Cada vez es más frecuente ver a quienes se sientan a
una mesa en un restaurante comer sin prestar la más mínima atención a la comida
y, sin embargo, tener la mirada fija en el móvil o en la tableta a los que
están interrogando como si estos utensilios fueran una de esas calaveras de
prestigio que han tenido siempre la misión de informar sobre el más allá y
sobre la fugacidad de la vida.
En una ciudad francesa pude observar hace poco, y
durante un largo rato, a una pareja que celebraba algún acontecimiento
relevante de sus vidas pues habían pedido un buen vino y los manjares más caros
de la carta. Aquél hombre y aquella mujer no se dirigieron la palabra ni una
sola vez el tiempo que estuve cerca de ellos, afanados como andaban mandando
mensajes, tuits y otras zarandajas.
En algún momento incluso uno de ellos sostuvo una conversación con algún ser
lejano en la que le daba noticia de dónde estaban y de lo bien que lo estaban
pasando. Como andaban por los sesenta años, me preguntaba qué habrían hecho
estos dos sujetos durante toda su vida cuando se reunían a almorzar y no
disponían aún de la cuenta de twitter.
Sin duda, en aquella época, tecnológicamente lastimosa, se veían obligados a la
amarga experiencia de contarse algo usando la palabra, jugando con los verbos,
los adverbios, algún adjetivo furtivo ...

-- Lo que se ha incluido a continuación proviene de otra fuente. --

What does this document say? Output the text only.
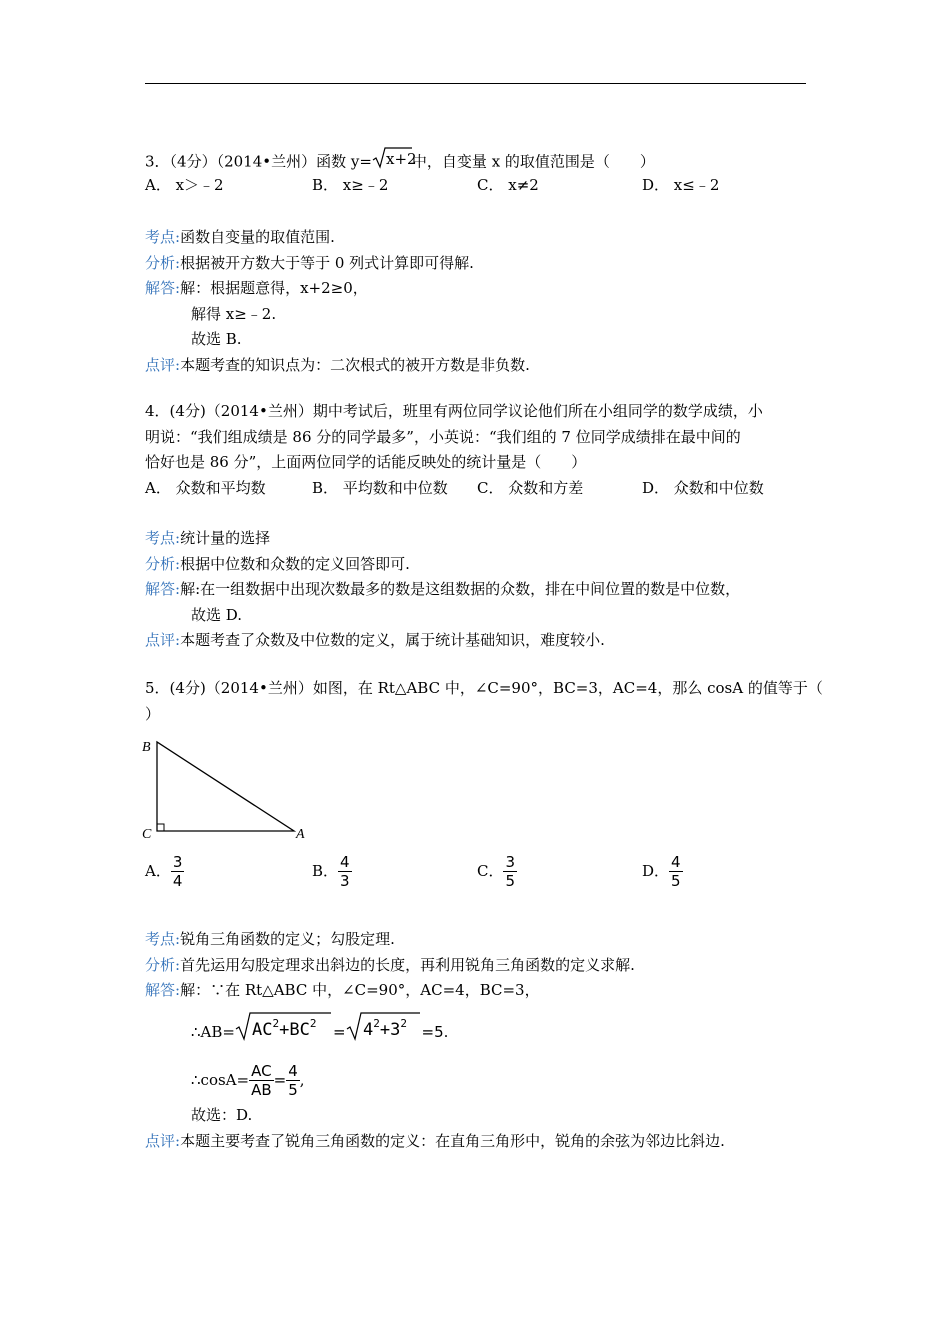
3．（4分）（2014•兰州）函数 y= x+2
中，自变量 x 的取值范围是（　　）
A． x＞﹣2	B． x≥﹣2	C． x≠2	D． x≤﹣2
考点:函数自变量的取值范围.
分析:根据被开方数大于等于 0 列式计算即可得解.
解答:解：根据题意得，x+2≥0，
解得 x≥﹣2.
故选 B.
点评:本题考查的知识点为：二次根式的被开方数是非负数.
4．(4分)（2014•兰州）期中考试后，班里有两位同学议论他们所在小组同学的数学成绩，小
明说：“我们组成绩是 86 分的同学最多”，小英说：“我们组的 7 位同学成绩排在最中间的
恰好也是 86 分”，上面两位同学的话能反映处的统计量是（　　）
A． 众数和平均数	B． 平均数和中位数 C． 众数和方差	D． 众数和中位数
考点:统计量的选择
分析:根据中位数和众数的定义回答即可.
解答:解:在一组数据中出现次数最多的数是这组数据的众数，排在中间位置的数是中位数，
故选 D.
点评:本题考查了众数及中位数的定义，属于统计基础知识，难度较小.
5．(4分)（2014•兰州）如图，在 Rt△ABC 中，∠C=90°，BC=3，AC=4，那么 cosA 的值等于（
）
B
C	A
A． $\frac{3}{4}$	B． $\frac{4}{3}$	C． $\frac{3}{5}$	D． $\frac{4}{5}$
考点:锐角三角函数的定义；勾股定理.
分析:首先运用勾股定理求出斜边的长度，再利用锐角三角函数的定义求解.
解答:解：∵在 Rt△ABC 中，∠C=90°，AC=4，BC=3，
∴AB= $AC^2+BC^2 = 4^2+3^2 =5$.
∴cosA= $\frac{AC}{AB} = \frac{4}{5}$ ,
故选：D.
点评:本题主要考查了锐角三角函数的定义：在直角三角形中，锐角的余弦为邻边比斜边.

Al parecer, en Nueva York, en una de las zonas más
en alza de Brooklyn, se ha abierto un restaurante donde no está permitido
hablar pero tampoco usar el móvil. La consigna es “comer y callar” como si del
refectorio de un convento cartujo se tratara. Los camareros también observan la
misma conducta taciturna de los clientes aunque se les permite como suprema
licencia la de sonreír. A nadie se le puede preguntar nada porque te dan la
callada por respuesta.
Quizás es innecesario añadir que la carta de ese
establecimiento no ofrece más que productos ecológicos y escorbúticos y no se
puede servir vino. No falta más que establecer un severo catálogo de
infracciones y de sanciones para algún cliente vivalavirgen que se atreva a
romper las reglas del silencio.
¿Cómo se pueden aceptar tales excentricidades? Las
personas sensatas siempre hemos creído que los restaurantes, las casas de comidas
y los figones eran simples excusas para ejercitarse en la conversación, el
galanteo, el cuchicheo, el secreteo y el noble deporte de poner a caldo al
amigo. La comida ha sido un acompañamiento óptimo para estos deportes sociales
pues ¿alguien concibe una comida en un lugar público sin aprovecharla para
despellejar a conciencia al prójimo? En la taberna se ha trasegado vino desde
el siglo de oro pero sobe todo se ha restaurado el buen nombre de la
murmuración.
Y lo mismo ocurría en los banquetes que se
organizaban a quienes ganaban la flor natural en un certamen. A ellos se iba
para desollar al de la flor y para menoscabar el crédito de los oradores.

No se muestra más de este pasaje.